Puis est venu le clou du spectacle, et pas dans le bon sens.

J'ai pris un bon ballon en direction de leur vingt-deux. Bonne ligne, bon portage, le genre de course qui fonctionnait pour moi tout l'après-midi. Trois joueurs m'ont amené au sol. Le ballon était déjà parti, vers notre deuxième centre, l'action continuait, quand l'un de leurs joueurs est arrivé en retard et s'est laissé tomber avec les deux genoux directement dans mon flanc droit. Dans les côtes. Dans le foie.

Quiconque a regardé un coup au foie mettre fin à un combat de boxe sur YouTube comprend ce qui se passe ensuite. Le souffle disparaît. Pas réduit : parti. Vous ne pouvez pas inspirer. Vous êtes allongé sur le sol dans une ville côtière française en novembre, en train de vous battre pour reprendre votre souffle, et en l'absence de quoi que ce soit d'utile à faire avec votre esprit, une partie de lui commence à négocier tranquillement avec l'univers pour savoir si la mort ne serait pas, dans les circonstances, une miséricorde.

Ça passe. Si vous avez assez joué au rugby, vous le savez, et ce savoir est la seule chose qui vous empêche de paniquer vraiment. Vous criez, ou vous essayez, et vous vous battez pour reprendre votre souffle, et finalement il revient, mince et insuffisant d'abord, puis davantage, et le monde se recompose autour de vous. J'ai été remplacé. Je me suis assis sur le côté et j'ai regardé le match se resserrer, les deux cartons rouges commençant à peser sur eux, notre avance commençant à paraître fragile.

Puis on m'a dit de remonter sur le terrain. Et je l'ai fait, parce que c'est ce qu'on fait.

On a gagné.

Après

Il y a eu une autre bagarre après le coup de sifflet final. Je m'en suis tenu à l'écart sans difficulté.

Le retour en bus. Quelques bières, ce qui semblait raisonnable. Le bilan lent qui se fait lors d'un long trajet de retour quand l'adrénaline est partie et que le corps commence à envoyer ses factures.
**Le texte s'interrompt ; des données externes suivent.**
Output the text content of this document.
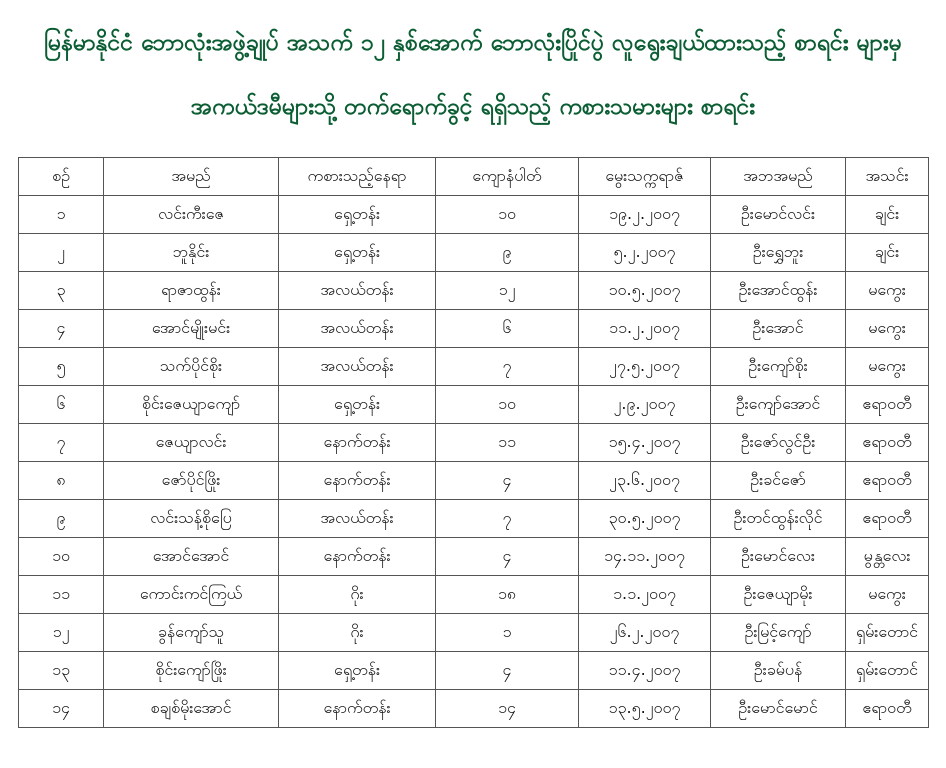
မြန်မာနိုင်ငံ ဘောလုံးအဖွဲ့ချုပ် အသက် ၁၂ နှစ်အောက် ဘောလုံးပြိုင်ပွဲ လူရွေးချယ်ထားသည့် စာရင်း များမှ
အကယ်ဒမီများသို့ တက်ရောက်ခွင့် ရရှိသည့် ကစားသမားများ စာရင်း
စဉ်	အမည်	ကစားသည့်နေရာ	ကျောနံပါတ်	မွေးသက္ကရာဇ်	အဘအမည်	အသင်း
၁	လင်းကီးဇေ	ရှေ့တန်း	၁၀	၁၉.၂.၂၀၀၇	ဦးမောင်လင်း	ချင်း
၂	ဘူနိုင်း	ရှေ့တန်း	၉	၅.၂.၂၀၀၇	ဦးရွှေဘူး	ချင်း
၃	ရာဇာထွန်း	အလယ်တန်း	၁၂	၁၀.၅.၂၀၀၇	ဦးအောင်ထွန်း	မကွေး
၄	အောင်မျိုးမင်း	အလယ်တန်း	၆	၁၁.၂.၂၀၀၇	ဦးအောင်	မကွေး
၅	သက်ပိုင်စိုး	အလယ်တန်း	၇	၂၇.၅.၂၀၀၇	ဦးကျော်စိုး	မကွေး
၆	စိုင်းဇေယျာကျော်	ရှေ့တန်း	၁၀	၂.၉.၂၀၀၇	ဦးကျော်အောင်	ဧရာဝတီ
၇	ဇေယျာလင်း	နောက်တန်း	၁၁	၁၅.၄.၂၀၀၇	ဦးဇော်လွင်ဦး	ဧရာဝတီ
၈	ဇော်ပိုင်ဖြိုး	နောက်တန်း	၄	၂၃.၆.၂၀၀၇	ဦးခင်ဇော်	ဧရာဝတီ
၉	လင်းသန့်စိုပြေ	အလယ်တန်း	၇	၃၀.၅.၂၀၀၇	ဦးတင်ထွန်းလိုင်	ဧရာဝတီ
၁၀	အောင်အောင်	နောက်တန်း	၄	၁၄.၁၁.၂၀၀၇	ဦးမောင်လေး	မွန္တလေး
၁၁	ကောင်းကင်ကြယ်	ဂိုး	၁၈	၁.၁.၂၀၀၇	ဦးဇေယျာမိုး	မကွေး
၁၂	ခွန်ကျော်သူ	ဂိုး	၁	၂၆.၂.၂၀၀၇	ဦးမြင့်ကျော်	ရှမ်းတောင်
၁၃	စိုင်းကျော်ဖြိုး	ရှေ့တန်း	၄	၁၁.၄.၂၀၀၇	ဦးခမ်ပန်	ရှမ်းတောင်
၁၄	စချစ်မိုးအောင်	နောက်တန်း	၁၄	၁၃.၅.၂၀၀၇	ဦးမောင်မောင်	ဧရာဝတီ
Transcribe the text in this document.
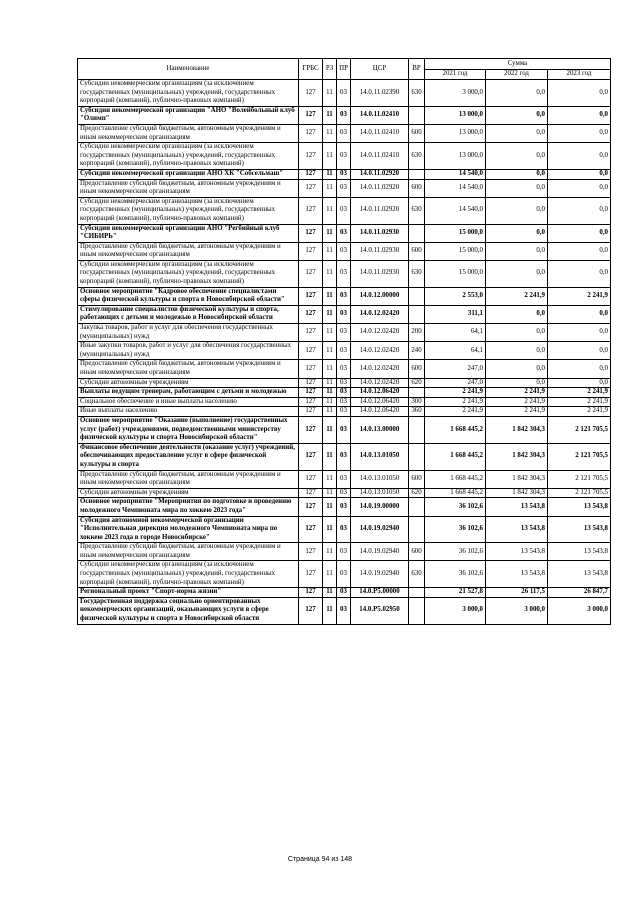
Наименование	ГРБС	РЗ	ПР	ЦСР	ВР	Сумма		
						2021 год	2022 год	2023 год
Субсидии некоммерческим организациям (за исключением государственных (муниципальных) учреждений, государственных корпораций (компаний), публично-правовых компаний)	127	11	03	14.0.11.02390	630	3 000,0	0,0	0,0
Субсидии некоммерческой организации "АНО "Волейбольный клуб "Олимп"	127	11	03	14.0.11.02410		13 000,0	0,0	0,0
Предоставление субсидий бюджетным, автономным учреждениям и иным некоммерческим организациям	127	11	03	14.0.11.02410	600	13 000,0	0,0	0,0
Субсидии некоммерческим организациям (за исключением государственных (муниципальных) учреждений, государственных корпораций (компаний), публично-правовых компаний)	127	11	03	14.0.11.02410	630	13 000,0	0,0	0,0
Субсидии некоммерческой организации АНО ХК "Собсельмаш"	127	11	03	14.0.11.02920		14 540,0	0,0	0,0
Предоставление субсидий бюджетным, автономным учреждениям и иным некоммерческим организациям	127	11	03	14.0.11.02920	600	14 540,0	0,0	0,0
Субсидии некоммерческим организациям (за исключением государственных (муниципальных) учреждений, государственных корпораций (компаний), публично-правовых компаний)	127	11	03	14.0.11.02920	630	14 540,0	0,0	0,0
Субсидии некоммерческой организации АНО "Регбийный клуб "СИБИРЬ"	127	11	03	14.0.11.02930		15 000,0	0,0	0,0
Предоставление субсидий бюджетным, автономным учреждениям и иным некоммерческим организациям	127	11	03	14.0.11.02930	600	15 000,0	0,0	0,0
Субсидии некоммерческим организациям (за исключением государственных (муниципальных) учреждений, государственных корпораций (компаний), публично-правовых компаний)	127	11	03	14.0.11.02930	630	15 000,0	0,0	0,0
Основное мероприятие "Кадровое обеспечение специалистами сферы физической культуры и спорта в Новосибирской области"	127	11	03	14.0.12.00000		2 553,0	2 241,9	2 241,9
Стимулирование специалистов физической культуры и спорта, работающих с детьми и молодежью в Новосибирской области	127	11	03	14.0.12.02420		311,1	0,0	0,0
Закупка товаров, работ и услуг для обеспечения государственных (муниципальных) нужд	127	11	03	14.0.12.02420	200	64,1	0,0	0,0
Иные закупки товаров, работ и услуг для обеспечения государственных (муниципальных) нужд	127	11	03	14.0.12.02420	240	64,1	0,0	0,0
Предоставление субсидий бюджетным, автономным учреждениям и иным некоммерческим организациям	127	11	03	14.0.12.02420	600	247,0	0,0	0,0
Субсидии автономным учреждениям	127	11	03	14.0.12.02420	620	247,0	0,0	0,0
Выплаты ведущим тренерам, работающим с детьми и молодежью	127	11	03	14.0.12.06420		2 241,9	2 241,9	2 241,9
Социальное обеспечение и иные выплаты населению	127	11	03	14.0.12.06420	300	2 241,9	2 241,9	2 241,9
Иные выплаты населению	127	11	03	14.0.12.06420	360	2 241,9	2 241,9	2 241,9
Основное мероприятие "Оказание (выполнение) государственных услуг (работ) учреждениями, подведомственными министерству физической культуры и спорта Новосибирской области"	127	11	03	14.0.13.00000		1 668 445,2	1 842 304,3	2 121 705,5
Финансовое обеспечение деятельности (оказание услуг) учреждений, обеспечивающих предоставление услуг в сфере физической культуры и спорта	127	11	03	14.0.13.01050		1 668 445,2	1 842 304,3	2 121 705,5
Предоставление субсидий бюджетным, автономным учреждениям и иным некоммерческим организациям	127	11	03	14.0.13.01050	600	1 668 445,2	1 842 304,3	2 121 705,5
Субсидии автономным учреждениям	127	11	03	14.0.13.01050	620	1 668 445,2	1 842 304,3	2 121 705,5
Основное мероприятие "Мероприятия по подготовке и проведению молодежного Чемпионата мира по хоккею 2023 года"	127	11	03	14.0.19.00000		36 102,6	13 543,8	13 543,8
Субсидия автономной некоммерческой организации "Исполнительная дирекция молодежного Чемпионата мира по хоккею 2023 года в городе Новосибирске"	127	11	03	14.0.19.02940		36 102,6	13 543,8	13 543,8
Предоставление субсидий бюджетным, автономным учреждениям и иным некоммерческим организациям	127	11	03	14.0.19.02940	600	36 102,6	13 543,8	13 543,8
Субсидии некоммерческим организациям (за исключением государственных (муниципальных) учреждений, государственных корпораций (компаний), публично-правовых компаний)	127	11	03	14.0.19.02940	630	36 102,6	13 543,8	13 543,8
Региональный проект "Спорт-норма жизни"	127	11	03	14.0.P5.00000		21 527,8	26 117,5	26 847,7
Государственная поддержка социально ориентированных некоммерческих организаций, оказывающих услуги в сфере физической культуры и спорта в Новосибирской области	127	11	03	14.0.P5.02950		3 000,0	3 000,0	3 000,0
Страница 94 из 148
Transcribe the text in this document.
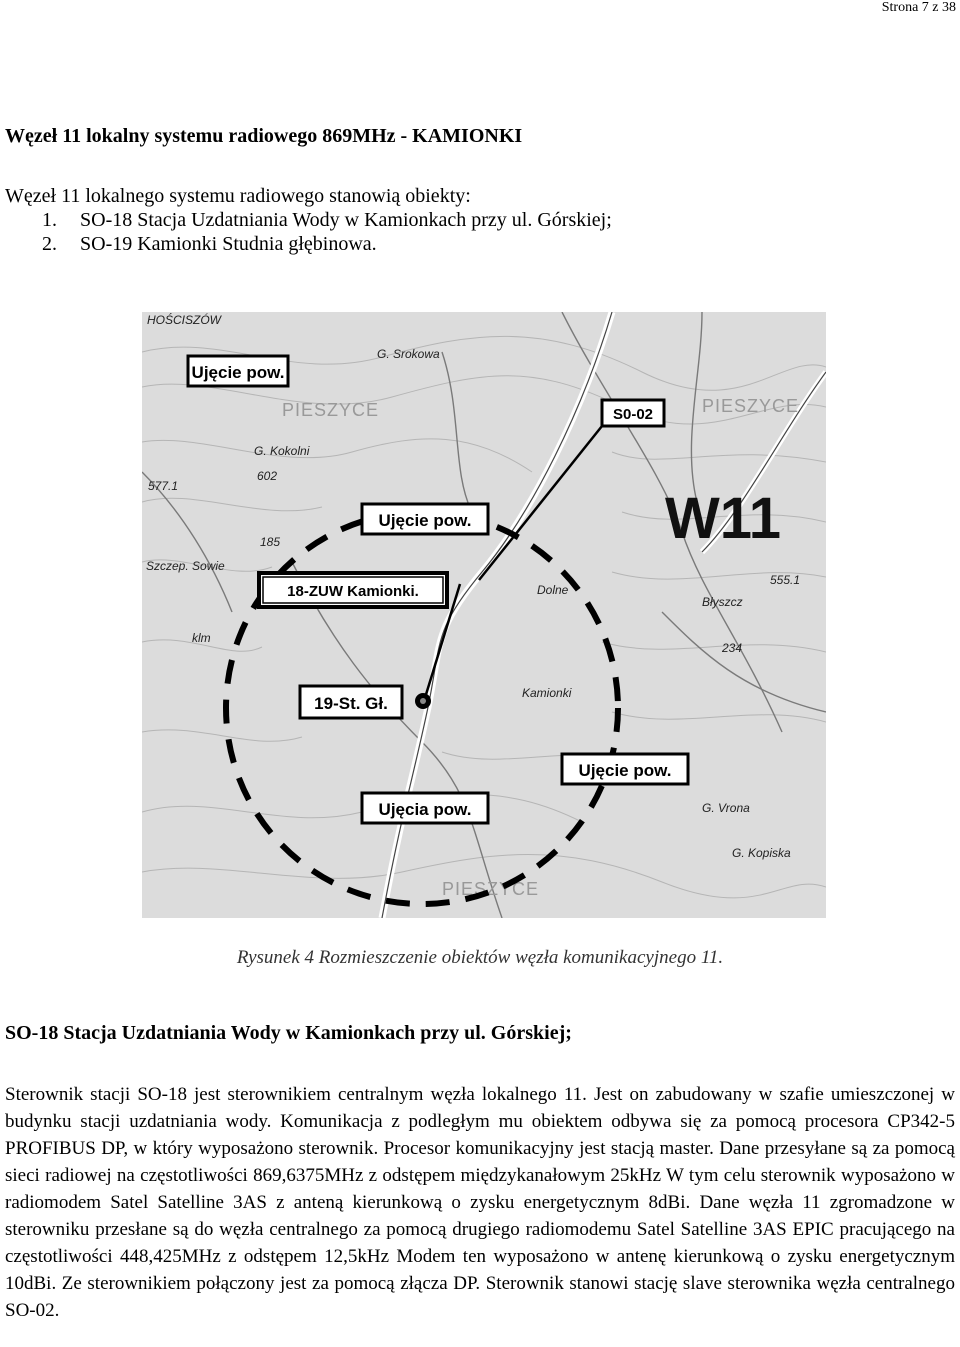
Strona 7 z 38
Węzeł 11 lokalny systemu radiowego 869MHz - KAMIONKI
Węzeł 11 lokalnego systemu radiowego stanowią obiekty:
1. SO-18 Stacja Uzdatniania Wody w Kamionkach przy ul. Górskiej;
2. SO-19 Kamionki Studnia głębinowa.
HOŚCISZÓW
G. Srokowa
PIESZYCE	PIESZYCE
G. Kokolni
602
577.1
185
Szczep. Sowie
klm
Dolne
555.1
Błyszcz
234
Kamionki
G. Vrona
G. Kopiska
PIESZYCE
Ujęcie pow.
Ujęcie pow.
Ujęcie pow.
Ujęcia pow.
S0-02
18-ZUW Kamionki.
19-St. Gł.
W11
Rysunek 4 Rozmieszczenie obiektów węzła komunikacyjnego 11.
SO-18 Stacja Uzdatniania Wody w Kamionkach przy ul. Górskiej;
Sterownik stacji SO-18 jest sterownikiem centralnym węzła lokalnego 11. Jest on zabudowany w szafie umieszczonej w budynku stacji uzdatniania wody. Komunikacja z podległym mu obiektem odbywa się za pomocą procesora CP342-5 PROFIBUS DP, w który wyposażono sterownik. Procesor komunikacyjny jest stacją master. Dane przesyłane są za pomocą sieci radiowej na częstotliwości 869,6375MHz z odstępem międzykanałowym 25kHz W tym celu sterownik wyposażono w radiomodem Satel Satelline 3AS z anteną kierunkową o zysku energetycznym 8dBi. Dane węzła 11 zgromadzone w sterowniku przesłane są do węzła centralnego za pomocą drugiego radiomodemu Satel Satelline 3AS EPIC pracującego na częstotliwości 448,425MHz z odstępem 12,5kHz Modem ten wyposażono w antenę kierunkową o zysku energetycznym 10dBi. Ze sterownikiem połączony jest za pomocą złącza DP. Sterownik stanowi stację slave sterownika węzła centralnego SO-02.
Au moment où je suis rentré chez moi ce soir-là, j'étais raide, douloureux, et prêt à ce que l'histoire soit terminée.

Puis je suis allé aux toilettes et j'ai uriné presque du sang pur.

Diagnostic : deux côtes fêlées et un rein contusionné. Instruction du médecin : pas de rugby pendant six semaines minimum. J'ai acquiescé, accepté, et je suis rentré me reposer.

Deux semaines plus tard, le jour de mon anniversaire, mon téléphone a sonné. L'autre deuxième ligne était cloué au lit avec une gastro. Est-ce que je pouvais jouer le lendemain ?

J'ai joué.

Je n'aurais pas dû. Je le savais à l'époque et je le savais pendant le match, que j'ai passé à fonctionner à peut-être soixante pour cent de mes capacités habituelles : ne pas rentrer dans le contact comme d'habitude, ne pas porter avec la même conviction, ne pas faire les choses pour lesquelles un deuxième ligne est payé en bleus. On me l'a légitimement reproché après.

Mais j'ai joué le jour de mon anniversaire, deux semaines après un rein contusionné et deux côtes fêlées, parce qu'un coéquipier avait besoin d'un remplaçant et que j'ai dit oui. Il y a de pires choses pour lesquelles être critiqué.

Mon nom de famille est Botha. Je ne suis pas Bakkies. Mais j'ai mes moments.

🐸 Marcel says:

Les pâtes d'avant-match sont toujours trop cuites. Personne ne sait pourquoi. Personne ne pose la question. C'est la France.